CONSIDERATO IN DIRITTO
I ricorsi sono infondati.
Il vaglio di legittimità, a cui è stata sottoposta l'impugnata ordinanza, permette di rilevare la logicità e la correttezza della argomentazione motivazionale, adottata dal decidente a giustificare le ragioni ritenute preclusive all'accoglimento della spiegata opposizione.
Rileva il g.e. che la sentenza, con cui il Pretore di Ostuni aveva disposto la confisca del terreno abusivamente lottizzato e degli immobili insistenti sullo stesso, non è stata impugnata dalle IP e AN, imputate del reato di lottizzazione abusiva e assolte per carenza dell'elemento psicologico dell'illecito contestato, mentre era stata assoggettata a gravame dai coimputati condannati per il reato de quo.
In sostanza le proprietarie dei manufatti confiscati in via definitiva, da circa otto anni, che avrebbero potuto e dovuto dolersi della confisca, impugnando la sopracitata pronuncia, hanno invocato, in sede di esecuzione, la revoca di un provvedimento definitivo, in virtù del quale il Comune di Ostuni era diventato proprietario degli immobili assoggettati a confisca;
chiedono al g.e. che sia tutelato un diritto di proprietà non rivendicato con un rituale gravame avverso quella pronuncia, che fa stato nei confronti di tutti i soggetti che hanno partecipato al processo, quindi anche nei confronti delle odierne ricorrenti (Cass. 18/1/08, n. 7475; Cass.24/9/01, n. 34705). Orbene, necessita osservare che le statuizioni contenute nella sentenza, divenuta irrevocabile, hanno efficacia di giudicato;
di tal che la confisca non può essere revocata in sede esecutiva nei confronti di quei soggetti che hanno partecipato al giudizio di merito e sono rimasti inerti all'esito dello stesso, non impugnandone la decisione.

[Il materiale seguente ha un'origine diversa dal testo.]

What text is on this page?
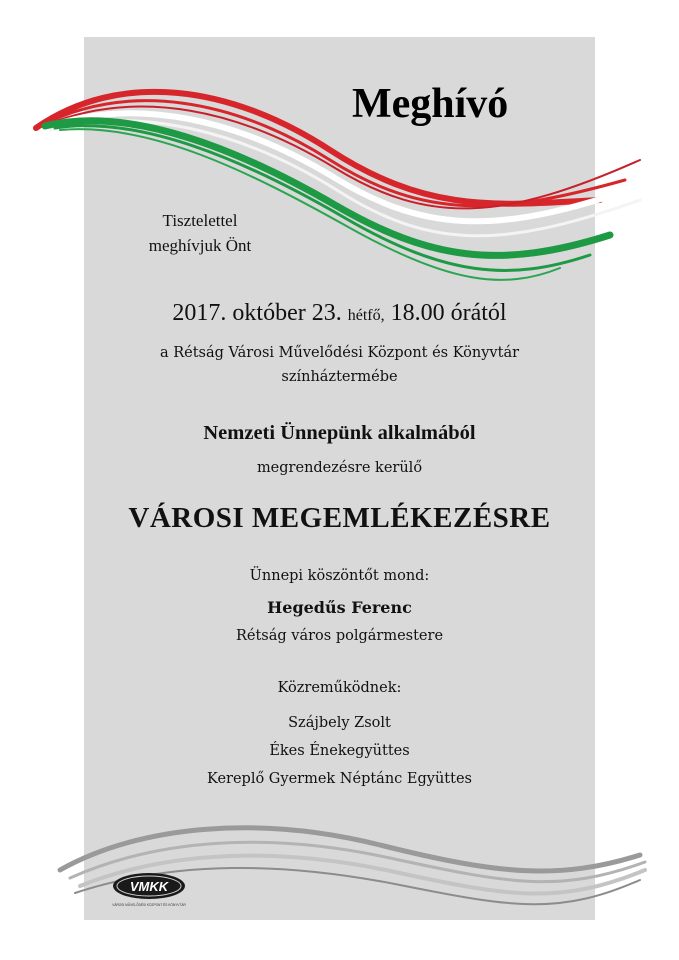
Meghívó
Tisztelettel
meghívjuk Önt
2017. október 23. hétfő, 18.00 órától
a Rétság Városi Művelődési Központ és Könyvtár
színháztermébe
Nemzeti Ünnepünk alkalmából
megrendezésre kerülő
VÁROSI MEGEMLÉKEZÉSRE
Ünnepi köszöntőt mond:
Hegedűs Ferenc
Rétság város polgármestere
Közreműködnek:
Szájbely Zsolt
Ékes Énekegyüttes
Kereplő Gyermek Néptánc Együttes
VMKK
VÁROSI MŰVELŐDÉSI KÖZPONT ÉS KÖNYVTÁR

Questo Collegio ritiene che, a fronte del principio della intangibilità del giudicato, ex art. 648 cod. proc. pen., risultano inconferenti sia il richiamo alle note decisioni della Corte di Giustizia europea, che le deduzioni sul punto svolte dal P.G. in requisitoria;
e ciò anche nell'ottica della sentenza n. 230/2012 della Corte Costituzionale, con la quale la Consulta ha dichiarato infondata la questione della legittimità costituzionale dell'art.673 cod. proc. pen. nella parte in cui non prevede, tra le ipotesi di revoca della sentenza di condanna, anche il mutamento giurisprudenziale derivante da una pronuncia delle Sezioni Unite di questa Corte relativa ad una interpretazione applicativa di principi affermati dal giudice comunitario;
il Giudice delle leggi ha evidenziato che i principi di irretroattività sfavorevole e di retroattività favorevole si riferiscono solo alla fonte penale di produzione legislativa e non giurisprudenziale.
P.Q.M.
LA CORTE SUPREMA DI CASSAZIONE rigetta i ricorsi e condanna ciascuna ricorrente al pagamento delle spese processuali.
Così deciso in Roma, il 19 giugno 2013.